Easy chair
Because easy chairs were expensive to upholster, only wealthier eighteenth-century Chesapeake households owned them. Estate inventories reveal these softly padded chairs with wings to protect from drafts were often placed in bedchambers, where the infirm, elderly, or even expectant and nursing mothers might use them. This particular easy chair, distinguished as the only American-made example with four cabriole legs terminating in claw-and-ball feet, belonged to George Washington's mother, Mary Ball Washington (1708-1789).
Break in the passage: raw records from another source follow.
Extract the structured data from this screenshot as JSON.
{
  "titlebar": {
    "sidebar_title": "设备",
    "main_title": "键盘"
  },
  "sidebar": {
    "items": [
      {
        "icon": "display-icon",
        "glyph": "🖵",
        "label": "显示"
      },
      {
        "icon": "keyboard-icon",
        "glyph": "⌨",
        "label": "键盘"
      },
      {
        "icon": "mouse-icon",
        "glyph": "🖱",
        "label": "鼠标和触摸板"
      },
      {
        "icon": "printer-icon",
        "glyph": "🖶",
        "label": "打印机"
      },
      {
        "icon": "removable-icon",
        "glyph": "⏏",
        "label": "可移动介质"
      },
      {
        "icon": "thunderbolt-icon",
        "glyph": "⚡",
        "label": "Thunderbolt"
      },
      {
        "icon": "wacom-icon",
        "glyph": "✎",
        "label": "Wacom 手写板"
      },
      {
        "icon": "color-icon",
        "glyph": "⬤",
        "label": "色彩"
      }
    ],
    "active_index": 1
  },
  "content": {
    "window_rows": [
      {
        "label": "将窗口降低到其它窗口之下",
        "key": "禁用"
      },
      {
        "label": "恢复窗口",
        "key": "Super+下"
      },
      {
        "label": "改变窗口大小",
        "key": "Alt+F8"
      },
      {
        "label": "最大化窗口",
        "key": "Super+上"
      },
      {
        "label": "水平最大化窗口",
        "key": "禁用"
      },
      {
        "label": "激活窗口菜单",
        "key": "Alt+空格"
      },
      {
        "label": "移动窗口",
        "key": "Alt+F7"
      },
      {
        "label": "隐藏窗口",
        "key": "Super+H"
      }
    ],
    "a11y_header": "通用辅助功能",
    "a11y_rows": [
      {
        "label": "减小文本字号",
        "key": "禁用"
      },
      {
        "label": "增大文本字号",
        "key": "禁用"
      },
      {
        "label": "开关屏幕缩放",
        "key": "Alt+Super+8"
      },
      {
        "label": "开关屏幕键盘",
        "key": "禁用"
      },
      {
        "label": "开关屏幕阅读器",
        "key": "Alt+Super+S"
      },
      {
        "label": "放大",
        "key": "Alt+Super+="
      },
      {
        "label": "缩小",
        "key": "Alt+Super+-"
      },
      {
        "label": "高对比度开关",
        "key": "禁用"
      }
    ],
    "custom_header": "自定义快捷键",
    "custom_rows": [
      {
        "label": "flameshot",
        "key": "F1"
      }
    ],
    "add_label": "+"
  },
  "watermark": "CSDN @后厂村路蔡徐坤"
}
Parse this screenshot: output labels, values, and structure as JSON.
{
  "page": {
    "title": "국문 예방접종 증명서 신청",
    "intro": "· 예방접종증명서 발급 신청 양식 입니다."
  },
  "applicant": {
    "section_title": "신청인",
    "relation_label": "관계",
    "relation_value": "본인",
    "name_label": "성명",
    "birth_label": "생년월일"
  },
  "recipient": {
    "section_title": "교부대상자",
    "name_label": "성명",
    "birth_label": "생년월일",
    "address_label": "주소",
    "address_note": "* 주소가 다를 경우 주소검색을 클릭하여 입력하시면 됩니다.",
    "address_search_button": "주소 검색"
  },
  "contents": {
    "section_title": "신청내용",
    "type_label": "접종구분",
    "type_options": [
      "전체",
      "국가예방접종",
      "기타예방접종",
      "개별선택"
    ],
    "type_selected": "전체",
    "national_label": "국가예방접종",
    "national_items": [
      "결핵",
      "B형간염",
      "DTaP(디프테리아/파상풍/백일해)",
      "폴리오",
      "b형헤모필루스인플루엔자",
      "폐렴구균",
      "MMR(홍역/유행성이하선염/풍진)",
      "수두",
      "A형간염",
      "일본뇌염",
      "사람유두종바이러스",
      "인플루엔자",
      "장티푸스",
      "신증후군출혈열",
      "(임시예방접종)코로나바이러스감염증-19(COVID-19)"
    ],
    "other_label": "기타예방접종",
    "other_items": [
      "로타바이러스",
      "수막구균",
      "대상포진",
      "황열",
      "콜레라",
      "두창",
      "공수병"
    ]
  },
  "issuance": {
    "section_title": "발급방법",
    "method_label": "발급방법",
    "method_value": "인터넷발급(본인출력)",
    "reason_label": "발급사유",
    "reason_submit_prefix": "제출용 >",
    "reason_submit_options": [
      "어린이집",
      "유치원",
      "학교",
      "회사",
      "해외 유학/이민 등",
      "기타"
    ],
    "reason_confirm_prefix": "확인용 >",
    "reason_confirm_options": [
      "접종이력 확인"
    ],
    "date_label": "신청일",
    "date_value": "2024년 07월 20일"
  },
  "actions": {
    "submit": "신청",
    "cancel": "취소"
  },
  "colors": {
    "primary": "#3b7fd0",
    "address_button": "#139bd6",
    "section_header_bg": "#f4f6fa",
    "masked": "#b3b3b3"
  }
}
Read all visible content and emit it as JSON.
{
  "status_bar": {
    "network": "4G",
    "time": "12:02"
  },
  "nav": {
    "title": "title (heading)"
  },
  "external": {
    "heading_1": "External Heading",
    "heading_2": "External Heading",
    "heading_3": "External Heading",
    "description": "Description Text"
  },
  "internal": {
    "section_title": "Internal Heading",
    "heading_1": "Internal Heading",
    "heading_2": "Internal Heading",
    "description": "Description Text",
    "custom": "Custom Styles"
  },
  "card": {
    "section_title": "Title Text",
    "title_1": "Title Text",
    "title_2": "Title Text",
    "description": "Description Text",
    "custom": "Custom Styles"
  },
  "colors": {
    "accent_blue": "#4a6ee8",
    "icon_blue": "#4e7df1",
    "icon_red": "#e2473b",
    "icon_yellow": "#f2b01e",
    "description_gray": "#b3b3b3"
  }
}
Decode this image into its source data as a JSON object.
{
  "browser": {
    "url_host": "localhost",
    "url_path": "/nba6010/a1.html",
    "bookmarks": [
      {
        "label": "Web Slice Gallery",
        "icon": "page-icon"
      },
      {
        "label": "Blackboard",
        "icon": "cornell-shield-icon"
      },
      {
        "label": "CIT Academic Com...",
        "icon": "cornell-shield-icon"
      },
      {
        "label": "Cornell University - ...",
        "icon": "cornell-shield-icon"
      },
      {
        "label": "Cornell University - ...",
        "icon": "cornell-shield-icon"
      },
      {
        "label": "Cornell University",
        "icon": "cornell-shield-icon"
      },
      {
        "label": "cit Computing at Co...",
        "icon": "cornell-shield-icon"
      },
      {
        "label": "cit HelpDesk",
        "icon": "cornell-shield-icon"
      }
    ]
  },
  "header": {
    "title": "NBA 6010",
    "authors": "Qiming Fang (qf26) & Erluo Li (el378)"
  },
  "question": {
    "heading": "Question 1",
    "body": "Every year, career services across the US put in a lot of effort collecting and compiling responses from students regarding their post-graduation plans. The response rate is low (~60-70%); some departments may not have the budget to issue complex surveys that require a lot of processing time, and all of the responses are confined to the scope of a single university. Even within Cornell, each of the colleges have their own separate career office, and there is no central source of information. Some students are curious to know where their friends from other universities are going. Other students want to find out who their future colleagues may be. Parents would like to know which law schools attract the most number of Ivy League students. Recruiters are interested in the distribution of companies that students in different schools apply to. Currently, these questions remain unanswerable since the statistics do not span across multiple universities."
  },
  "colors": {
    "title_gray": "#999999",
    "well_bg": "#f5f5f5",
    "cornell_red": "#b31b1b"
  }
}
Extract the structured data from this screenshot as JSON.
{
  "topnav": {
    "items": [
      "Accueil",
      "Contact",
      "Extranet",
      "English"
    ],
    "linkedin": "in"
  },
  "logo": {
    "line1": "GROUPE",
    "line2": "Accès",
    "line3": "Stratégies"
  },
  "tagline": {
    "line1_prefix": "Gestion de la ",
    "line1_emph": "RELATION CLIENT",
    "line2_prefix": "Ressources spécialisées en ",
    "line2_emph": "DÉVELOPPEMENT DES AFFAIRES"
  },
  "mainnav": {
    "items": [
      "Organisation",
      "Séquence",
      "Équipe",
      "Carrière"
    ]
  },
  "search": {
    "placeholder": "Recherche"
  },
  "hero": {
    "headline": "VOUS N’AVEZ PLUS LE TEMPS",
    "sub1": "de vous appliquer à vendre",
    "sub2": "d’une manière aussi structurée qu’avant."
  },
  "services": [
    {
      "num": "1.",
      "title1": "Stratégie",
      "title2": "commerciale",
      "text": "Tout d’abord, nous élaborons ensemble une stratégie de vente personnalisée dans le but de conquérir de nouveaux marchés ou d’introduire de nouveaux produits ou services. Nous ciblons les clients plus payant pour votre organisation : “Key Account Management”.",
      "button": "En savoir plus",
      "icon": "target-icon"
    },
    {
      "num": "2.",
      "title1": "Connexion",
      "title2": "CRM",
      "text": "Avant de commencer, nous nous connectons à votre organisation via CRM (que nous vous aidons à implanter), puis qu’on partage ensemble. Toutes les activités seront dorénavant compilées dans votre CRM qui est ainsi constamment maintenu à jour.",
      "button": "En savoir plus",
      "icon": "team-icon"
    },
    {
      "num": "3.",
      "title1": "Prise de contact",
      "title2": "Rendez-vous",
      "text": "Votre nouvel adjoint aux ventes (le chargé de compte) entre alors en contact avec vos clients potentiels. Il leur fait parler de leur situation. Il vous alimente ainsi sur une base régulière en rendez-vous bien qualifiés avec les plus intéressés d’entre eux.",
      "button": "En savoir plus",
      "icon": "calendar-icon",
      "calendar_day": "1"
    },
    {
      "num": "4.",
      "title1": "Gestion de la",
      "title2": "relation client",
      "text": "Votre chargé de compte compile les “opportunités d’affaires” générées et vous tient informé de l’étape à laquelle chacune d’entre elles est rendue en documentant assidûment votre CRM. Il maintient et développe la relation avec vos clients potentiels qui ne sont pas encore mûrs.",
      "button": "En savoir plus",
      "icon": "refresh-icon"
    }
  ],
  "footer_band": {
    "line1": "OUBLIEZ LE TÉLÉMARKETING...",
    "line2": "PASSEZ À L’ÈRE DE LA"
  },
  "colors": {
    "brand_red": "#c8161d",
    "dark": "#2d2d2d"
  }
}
Although she never used it at Mount Vernon or held her son in it as an infant (as was believed when purchased in 1910), its acquisition illustrates the reverence the Mount Vernon Ladies' Association had for her and the type of relic that formed the basis of Mount Vernon's collection in the late 19th and early 20th centuries.
Conservation done in 2005 uncovered remnants of its original upholstery foundation and showcloth - a vibrant red and mustard yellow wool damask smartly accented by contrasting blue-green wool tapes.
Published ReferencesRobert A. Leath,,"Robert and William Walker and the 'Ne Plus Ultra': Scottish Design and Colonial Virginia Furniture, 1730-1775," in American Furniture 2006, edited by Luke Beckerdite (Milwaukee: Chipstone Foundation, 2006), 79-80, fig. 39.
Carol Borchert Cadou, The George Washington Collection: Fine and Decorative Arts at Mount Vernon (New York: Hudson Hills Press, 2006), 266-67, cat. no. 96.
Wallace B. Gusler, Furniture of Williamsburg and Eastern Virginia, 1710-1790 (Richmond: Virginia Museum, 1979), 31, fig. 21.
Marion Day Iverson, The American Chair, 1630-1890 (New York: Hastings House Publishers, c1957), 132, 134, fig. 105.